De même qu’en Tunisie, en Algérie ou en Égypte, les « ultras » du football ont joué un rôle moteur dans les révolutions sur place parce qu’ils étaient organisés et habitués à se frotter aux forces de l’ordre. C’est pour ça que tous ceux qui disent que le football est l’opium du peuple, qu’il vient anéantir les revendications politiques, se trompent.
Dans les stades, on peut contester le régime, alors qu’on ne le peut pas toujours dans la rue. Lors des Printemps arabes, les supporters ont été à la pointe de la contestation des régimes en place.
Quelle est la spécificité de cette édition ?
Comme lors de la Coupe du monde au Qatar, il va falloir voir si, et jusqu’à quel point, la cause palestinienne va être mise en avant par certaines sélections. C’est le sujet géopolitiquement le plus chaud.
Vous avez écrit : « Le football est un élément constitutif des relations internationales contemporaines que l’on ne peut plus limiter aux seules relations diplomatiques entre États. Il n’est, en effet, pas d’aspect desdites relations qui ne puisse être appliqué au football. » Qu’entendez-vous par là ?
Lors d’une compétition, le chef d’État du pays organisateur reçoit les chefs d’État des pays des équipes qualifiées. Très souvent, les compétitions internationales sont l’occasion de contacts politiques. On peut aussi organiser des matchs pour dire que la situation s’améliore entre deux pays.
Le sport et le football peuvent donc être des instruments diplomatiques et de « nation branding » – c’est-à-dire que les footballeurs sont des ambassadeurs de leur pays et font briller ses couleurs. Ils unissent la nation parce que chaque citoyen peut se reconnaître en eux plus facilement que dans un ministre ou un ambassadeur. Les footballeurs permettent à un État de faire sa propre promotion et d’être un point sur une carte grâce au talent de ses sportifs.
La CAN a aussi été une manière de lutter contre le colonialisme et le néocolonialisme. Y a-t-il aujourd’hui encore des traces de cette lutte ?
On en retrouve la trace quand les sélections nationales insistent pour que les joueurs soient libérés et que les clubs qui en sont les patrons ne viennent pas les empêcher de participer à la Coupe d’Afrique des nations. Des joueurs qui très souvent gagnent des sommes extrêmement importantes dans leur club viennent gratuitement pour porter le maillot de l’équipe nationale. Ils paient même parfois de leur poche pour pouvoir participer ou aider des joueurs moins riches qu’eux.

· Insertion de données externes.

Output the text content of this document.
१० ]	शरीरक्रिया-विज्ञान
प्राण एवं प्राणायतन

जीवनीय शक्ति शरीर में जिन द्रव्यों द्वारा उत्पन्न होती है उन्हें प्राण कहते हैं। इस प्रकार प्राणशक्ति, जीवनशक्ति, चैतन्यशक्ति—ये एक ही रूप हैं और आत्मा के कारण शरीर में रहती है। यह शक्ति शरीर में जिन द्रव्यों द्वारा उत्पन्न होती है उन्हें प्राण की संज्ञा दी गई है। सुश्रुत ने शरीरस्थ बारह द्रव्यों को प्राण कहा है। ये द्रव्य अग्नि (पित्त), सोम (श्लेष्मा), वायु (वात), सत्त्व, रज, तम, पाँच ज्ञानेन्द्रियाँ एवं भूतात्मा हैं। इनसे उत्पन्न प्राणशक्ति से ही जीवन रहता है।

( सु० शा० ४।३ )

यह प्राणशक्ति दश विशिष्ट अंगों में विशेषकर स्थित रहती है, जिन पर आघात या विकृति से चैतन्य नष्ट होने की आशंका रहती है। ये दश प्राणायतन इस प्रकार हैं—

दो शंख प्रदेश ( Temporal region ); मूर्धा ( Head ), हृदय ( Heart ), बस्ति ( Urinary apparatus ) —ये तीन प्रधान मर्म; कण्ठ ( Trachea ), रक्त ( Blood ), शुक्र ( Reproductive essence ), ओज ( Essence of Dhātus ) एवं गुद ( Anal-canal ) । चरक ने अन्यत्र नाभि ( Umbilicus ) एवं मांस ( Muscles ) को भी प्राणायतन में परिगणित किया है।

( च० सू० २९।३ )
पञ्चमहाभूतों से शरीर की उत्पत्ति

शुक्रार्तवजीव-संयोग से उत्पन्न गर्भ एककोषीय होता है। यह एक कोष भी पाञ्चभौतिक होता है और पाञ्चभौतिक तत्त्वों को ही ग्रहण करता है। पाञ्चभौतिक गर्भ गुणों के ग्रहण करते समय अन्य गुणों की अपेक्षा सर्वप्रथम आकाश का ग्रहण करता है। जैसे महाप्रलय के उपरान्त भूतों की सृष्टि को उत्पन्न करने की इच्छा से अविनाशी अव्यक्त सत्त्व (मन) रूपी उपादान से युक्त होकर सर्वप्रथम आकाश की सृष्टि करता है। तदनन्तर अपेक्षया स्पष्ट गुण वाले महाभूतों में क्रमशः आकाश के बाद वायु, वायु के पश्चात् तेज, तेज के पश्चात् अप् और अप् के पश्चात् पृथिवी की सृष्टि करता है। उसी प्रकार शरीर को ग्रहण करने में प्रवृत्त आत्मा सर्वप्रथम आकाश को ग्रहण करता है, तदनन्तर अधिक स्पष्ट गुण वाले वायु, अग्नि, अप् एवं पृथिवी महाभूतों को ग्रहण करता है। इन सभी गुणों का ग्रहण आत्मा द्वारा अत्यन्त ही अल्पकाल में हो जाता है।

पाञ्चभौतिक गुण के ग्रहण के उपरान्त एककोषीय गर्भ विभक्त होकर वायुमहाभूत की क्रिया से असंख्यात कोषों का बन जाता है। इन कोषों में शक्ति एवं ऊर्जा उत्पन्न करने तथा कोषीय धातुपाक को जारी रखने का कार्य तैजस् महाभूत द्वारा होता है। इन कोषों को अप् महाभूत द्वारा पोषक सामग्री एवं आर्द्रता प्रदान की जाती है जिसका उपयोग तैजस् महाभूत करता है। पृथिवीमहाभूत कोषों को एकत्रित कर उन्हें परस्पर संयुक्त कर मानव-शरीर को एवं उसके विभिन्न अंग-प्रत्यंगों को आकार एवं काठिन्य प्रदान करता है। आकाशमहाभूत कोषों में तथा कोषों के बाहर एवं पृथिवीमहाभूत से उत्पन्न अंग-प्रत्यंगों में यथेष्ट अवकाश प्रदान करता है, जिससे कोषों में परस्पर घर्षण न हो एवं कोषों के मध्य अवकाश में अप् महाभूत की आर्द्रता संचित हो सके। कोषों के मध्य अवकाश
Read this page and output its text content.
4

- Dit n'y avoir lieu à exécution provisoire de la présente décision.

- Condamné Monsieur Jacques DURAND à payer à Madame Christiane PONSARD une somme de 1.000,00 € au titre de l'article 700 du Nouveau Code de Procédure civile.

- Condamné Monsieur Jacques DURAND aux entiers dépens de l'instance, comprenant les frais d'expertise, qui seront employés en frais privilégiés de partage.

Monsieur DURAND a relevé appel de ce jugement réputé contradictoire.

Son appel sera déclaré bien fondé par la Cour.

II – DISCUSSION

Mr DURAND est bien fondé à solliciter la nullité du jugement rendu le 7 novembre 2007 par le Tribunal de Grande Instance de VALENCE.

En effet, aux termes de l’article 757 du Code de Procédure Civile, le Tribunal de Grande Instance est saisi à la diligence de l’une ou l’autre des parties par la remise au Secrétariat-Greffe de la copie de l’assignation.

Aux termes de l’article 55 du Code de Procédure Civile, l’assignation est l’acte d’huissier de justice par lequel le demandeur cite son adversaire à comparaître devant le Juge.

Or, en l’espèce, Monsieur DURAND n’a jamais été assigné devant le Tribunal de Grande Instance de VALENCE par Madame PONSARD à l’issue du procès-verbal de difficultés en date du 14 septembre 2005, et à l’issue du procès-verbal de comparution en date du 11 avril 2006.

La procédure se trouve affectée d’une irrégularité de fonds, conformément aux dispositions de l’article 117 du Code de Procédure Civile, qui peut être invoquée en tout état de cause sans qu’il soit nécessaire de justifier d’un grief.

Les grandes vedettes des championnats européens sont prêtes à aller au bras de fer avec leur club pour pouvoir participer à la CAN, alors qu’il n’y a pas d’enjeux financiers mais simplement un enjeu de sentiment national et d’attachement patriotique. Georges Weah en son temps payait tous les billets d’avion de ses coéquipiers. Didier Drogba l’a fait également.